What About This? – Wayne William Cipriano 8.9.18

I’m sure almost everyone has heard and taken a position on the YANNI / LAURAL controversy by now. If you are one of the few who has not, you can’t understand the problem until you have heard the sound that a computer-generated voice makes while saying this word several times.

What word is being said, or more precisely, what word is being heard, is the controversy. Is the machine repeating “LAURAL” or “YANNI” three times?

Initially, we couldn’t understand the confusion. Both Rosalie and myself heard the sound being made by that computer voice very distinctly, no question at all. We agreed that the word was so clearly annunciated that no one telling the truth could possibly report hearing anything else.

In fact, the two alternatives between which we were to choose as the actual word being generated (YANNI/LAURAL) were so different in spelling, pronunciation, letter sounds, and so on that we suspected the whole thing was some sort of practical joke. After all, the only thing the two words have in common is two syllables each.

No one could possible disagree with our choice.
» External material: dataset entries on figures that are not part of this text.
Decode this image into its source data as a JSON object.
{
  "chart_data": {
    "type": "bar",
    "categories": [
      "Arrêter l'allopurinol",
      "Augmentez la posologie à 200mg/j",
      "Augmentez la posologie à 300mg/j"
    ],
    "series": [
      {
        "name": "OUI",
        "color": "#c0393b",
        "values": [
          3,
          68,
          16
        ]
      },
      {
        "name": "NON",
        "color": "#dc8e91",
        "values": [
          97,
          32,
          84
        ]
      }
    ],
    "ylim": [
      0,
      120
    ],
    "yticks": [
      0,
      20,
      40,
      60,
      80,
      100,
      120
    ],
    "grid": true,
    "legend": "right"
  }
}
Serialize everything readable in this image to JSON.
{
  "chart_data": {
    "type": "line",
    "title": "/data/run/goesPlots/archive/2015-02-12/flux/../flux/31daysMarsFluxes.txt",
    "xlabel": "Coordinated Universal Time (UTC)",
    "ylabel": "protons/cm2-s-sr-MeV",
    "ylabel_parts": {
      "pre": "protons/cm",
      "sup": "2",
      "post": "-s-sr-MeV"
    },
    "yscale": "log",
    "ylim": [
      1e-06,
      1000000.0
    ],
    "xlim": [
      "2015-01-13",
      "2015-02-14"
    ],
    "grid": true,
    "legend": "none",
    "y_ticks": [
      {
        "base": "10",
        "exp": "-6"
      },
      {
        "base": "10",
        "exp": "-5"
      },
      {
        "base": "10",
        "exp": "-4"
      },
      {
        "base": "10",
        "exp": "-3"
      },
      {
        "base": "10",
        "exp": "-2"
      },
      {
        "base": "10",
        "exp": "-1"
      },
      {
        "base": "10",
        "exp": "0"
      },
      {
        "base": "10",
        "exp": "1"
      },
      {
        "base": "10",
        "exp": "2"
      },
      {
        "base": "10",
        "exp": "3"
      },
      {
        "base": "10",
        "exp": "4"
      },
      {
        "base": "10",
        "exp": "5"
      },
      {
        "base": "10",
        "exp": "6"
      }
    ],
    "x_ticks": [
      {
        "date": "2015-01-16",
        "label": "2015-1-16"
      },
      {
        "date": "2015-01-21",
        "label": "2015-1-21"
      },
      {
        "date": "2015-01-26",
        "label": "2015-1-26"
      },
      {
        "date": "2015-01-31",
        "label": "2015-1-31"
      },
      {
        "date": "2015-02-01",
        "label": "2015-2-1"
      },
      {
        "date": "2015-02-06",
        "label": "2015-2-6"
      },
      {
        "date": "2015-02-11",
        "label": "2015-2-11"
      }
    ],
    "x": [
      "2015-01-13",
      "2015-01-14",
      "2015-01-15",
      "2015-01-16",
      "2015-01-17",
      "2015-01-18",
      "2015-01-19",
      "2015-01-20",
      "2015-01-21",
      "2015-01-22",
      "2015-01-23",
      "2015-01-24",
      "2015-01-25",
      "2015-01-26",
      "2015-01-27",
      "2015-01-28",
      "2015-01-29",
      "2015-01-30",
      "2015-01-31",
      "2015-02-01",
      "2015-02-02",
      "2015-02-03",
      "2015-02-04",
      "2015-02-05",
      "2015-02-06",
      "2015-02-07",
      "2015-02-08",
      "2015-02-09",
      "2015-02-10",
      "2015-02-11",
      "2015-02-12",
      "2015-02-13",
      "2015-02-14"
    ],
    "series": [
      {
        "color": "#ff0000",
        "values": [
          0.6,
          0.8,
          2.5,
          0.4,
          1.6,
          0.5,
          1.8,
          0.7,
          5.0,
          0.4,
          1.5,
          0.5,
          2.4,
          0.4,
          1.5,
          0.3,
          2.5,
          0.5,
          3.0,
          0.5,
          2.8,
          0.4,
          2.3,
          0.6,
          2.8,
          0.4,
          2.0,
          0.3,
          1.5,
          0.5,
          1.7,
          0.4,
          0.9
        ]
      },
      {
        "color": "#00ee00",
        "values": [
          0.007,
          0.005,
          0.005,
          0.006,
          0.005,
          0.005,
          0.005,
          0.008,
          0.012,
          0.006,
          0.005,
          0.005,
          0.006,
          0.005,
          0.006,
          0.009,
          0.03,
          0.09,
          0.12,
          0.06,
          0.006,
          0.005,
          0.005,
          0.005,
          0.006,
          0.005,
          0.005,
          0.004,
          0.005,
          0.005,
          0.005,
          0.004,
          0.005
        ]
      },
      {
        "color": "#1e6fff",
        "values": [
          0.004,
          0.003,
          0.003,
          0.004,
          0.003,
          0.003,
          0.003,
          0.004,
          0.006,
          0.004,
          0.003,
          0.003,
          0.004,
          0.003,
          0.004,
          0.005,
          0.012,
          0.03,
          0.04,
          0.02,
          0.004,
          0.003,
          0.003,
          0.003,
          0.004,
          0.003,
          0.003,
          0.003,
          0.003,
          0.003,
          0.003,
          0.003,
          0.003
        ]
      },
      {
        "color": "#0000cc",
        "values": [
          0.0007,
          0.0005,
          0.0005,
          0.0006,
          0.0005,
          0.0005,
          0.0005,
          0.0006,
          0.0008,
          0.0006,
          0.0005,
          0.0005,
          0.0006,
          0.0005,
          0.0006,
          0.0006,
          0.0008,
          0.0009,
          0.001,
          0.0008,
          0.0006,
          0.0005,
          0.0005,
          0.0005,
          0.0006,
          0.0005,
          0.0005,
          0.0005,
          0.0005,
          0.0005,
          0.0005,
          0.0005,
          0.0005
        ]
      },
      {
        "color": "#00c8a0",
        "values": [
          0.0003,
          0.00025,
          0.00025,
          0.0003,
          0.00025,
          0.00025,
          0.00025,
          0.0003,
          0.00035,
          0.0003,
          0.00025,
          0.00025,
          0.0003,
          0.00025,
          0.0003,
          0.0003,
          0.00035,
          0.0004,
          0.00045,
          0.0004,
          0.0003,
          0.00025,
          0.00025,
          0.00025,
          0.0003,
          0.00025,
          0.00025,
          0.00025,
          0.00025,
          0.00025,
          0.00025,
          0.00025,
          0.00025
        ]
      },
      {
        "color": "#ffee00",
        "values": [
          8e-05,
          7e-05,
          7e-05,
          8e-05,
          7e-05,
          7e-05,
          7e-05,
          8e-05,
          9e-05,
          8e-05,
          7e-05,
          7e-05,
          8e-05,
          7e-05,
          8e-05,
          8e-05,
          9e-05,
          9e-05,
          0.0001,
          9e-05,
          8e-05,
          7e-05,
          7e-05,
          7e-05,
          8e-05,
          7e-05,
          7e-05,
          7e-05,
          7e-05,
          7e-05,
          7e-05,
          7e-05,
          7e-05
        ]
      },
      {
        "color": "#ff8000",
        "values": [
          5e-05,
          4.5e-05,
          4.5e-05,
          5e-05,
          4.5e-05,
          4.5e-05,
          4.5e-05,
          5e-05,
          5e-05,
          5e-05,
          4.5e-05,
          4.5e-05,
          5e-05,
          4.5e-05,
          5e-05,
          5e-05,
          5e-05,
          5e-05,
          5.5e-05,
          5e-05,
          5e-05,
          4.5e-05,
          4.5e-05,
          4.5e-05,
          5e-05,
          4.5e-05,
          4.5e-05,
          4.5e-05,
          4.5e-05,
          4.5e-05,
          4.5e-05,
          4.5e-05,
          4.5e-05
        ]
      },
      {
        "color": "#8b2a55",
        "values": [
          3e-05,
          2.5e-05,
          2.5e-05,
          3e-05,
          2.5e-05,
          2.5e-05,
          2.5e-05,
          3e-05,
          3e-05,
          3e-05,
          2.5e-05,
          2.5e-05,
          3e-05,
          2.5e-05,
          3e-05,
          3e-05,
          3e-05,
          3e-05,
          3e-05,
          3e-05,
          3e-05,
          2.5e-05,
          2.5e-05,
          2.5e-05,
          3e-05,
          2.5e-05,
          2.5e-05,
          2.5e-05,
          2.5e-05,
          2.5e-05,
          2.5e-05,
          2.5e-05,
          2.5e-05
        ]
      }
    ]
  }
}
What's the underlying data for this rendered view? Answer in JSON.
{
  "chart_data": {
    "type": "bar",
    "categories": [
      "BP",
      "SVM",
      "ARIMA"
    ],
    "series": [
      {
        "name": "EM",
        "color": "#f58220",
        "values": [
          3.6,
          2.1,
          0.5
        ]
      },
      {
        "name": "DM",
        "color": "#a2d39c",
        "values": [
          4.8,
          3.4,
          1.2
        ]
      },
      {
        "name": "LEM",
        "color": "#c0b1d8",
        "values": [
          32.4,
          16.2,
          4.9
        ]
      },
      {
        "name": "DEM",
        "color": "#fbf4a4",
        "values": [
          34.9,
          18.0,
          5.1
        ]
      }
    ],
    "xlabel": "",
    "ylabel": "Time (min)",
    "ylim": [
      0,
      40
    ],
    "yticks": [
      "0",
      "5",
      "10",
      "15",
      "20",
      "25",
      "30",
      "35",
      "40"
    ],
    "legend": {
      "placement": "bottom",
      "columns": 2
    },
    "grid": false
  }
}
We didn’t even have to voice that choice since it was so very obvious which word (LAURAL/YANNI) was being generated.

Several weeks after the “controversy” died down, we heard someone make reference to it on a television program that was being re-broadcast, a re-run. And once again we heard the word and once again were amazed that anyone would say they heard the other word or believed in that declaration.

One of us said, “Of course, the word is without a doubt plainly LAURAL!” and the other one of us said, “What? The word is YANNI, not LAURAL, not even close to LAURAL. Are you kidding?”

How very interesting that these two words which look so differently in print, consist of such different letter sounds when a person speaks them, and are so easily discriminated during normal speech, are reported to be confusing when generated by mechanical means.

Even more mystifying is how Rosalie and I, having lived together for so many years, spoken and perceived millions and millions of words between ourselves, could hear this sound differently.

How could she be so wrong about this word?